The hood is a separate component from the protective suit. The Racal hood is a type of PAPR consisting of a transparent hood connected to a respirator, which is powered by a rechargeable battery. The respirator has three HEPA filters that are certified to remove 99.7% of particles of 0.03 to 3.0 microns in diameter. The filtered air is supplied at the rate of 170 L/min to the top of the hood under positive pressure for breathing and cooling. The air is forced out through an air exhaust valve at the base of the hood. A two-way radio system is installed inside the hood for communication. The AIT later switched from using transparent bubble hoods to butyl rubber hoods.

==Procedures==
The main purpose of the AIT was to evacuate a patient from the field to a specialized isolation unit. As part of their procedures, AIT members wore Racal suits while transporting the patients. They were trained to take a bathroom break before suiting up, since the time they would be in the suits could be 1 hour and 45 minutes for a training session and 4 to 6 hours for an actual mission. The patient was placed in a mobile stretcher isolator during transit. After the patient was delivered to the isolation unit, the members would leave the unit and enter into an anteroom with an airlock. They were then sprayed with glutaraldehyde solution to disinfect before the suit was cut away and sent to an on-site incinerator for complete destruction.

==Similar suits==
The Racal suit is similar to other positive pressure personnel suits such as the Chemturion, in that there is an air supply to provide positive pressure to reduce the chance of airborne agents entering the suit.

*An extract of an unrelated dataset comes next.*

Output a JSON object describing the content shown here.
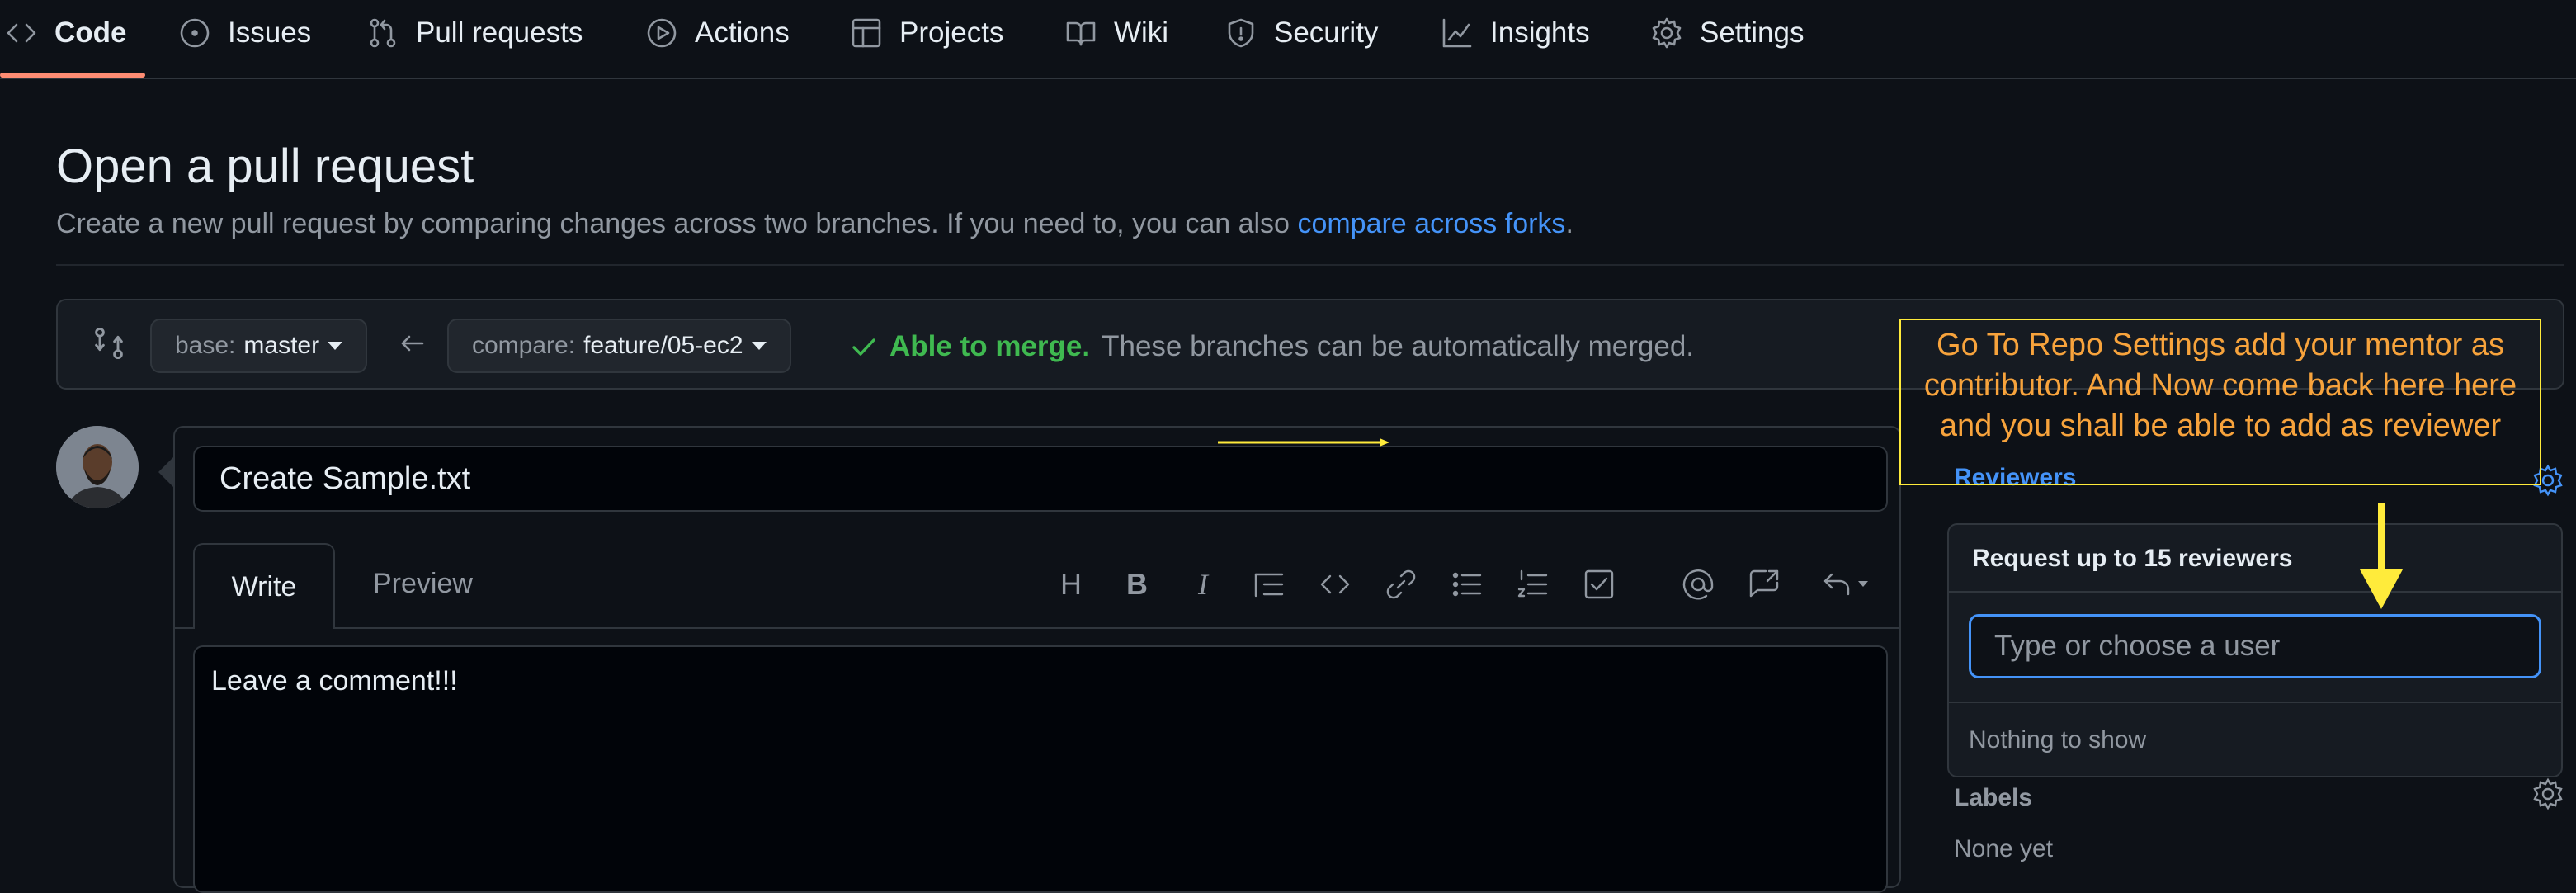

However, several components are different. The positive pressure section for the Racal suit is only available at the hood. The air supply for Racal suits comes from a battery-operated blower that makes the suit portable, whereas other suits must be connected to an air hose that is part of the building, such as in Biosafety Level 4 laboratories. The main body part of the Racal suit is also more lightweight and can be disposed of by burning after use.

==In popular culture==
Racal suits were used in films such as Outbreak in 1995. The term is also used in literature related to situations with infectious diseases, such as in The Hot Zone: A Terrifying True Story, Infected, and Executive Orders.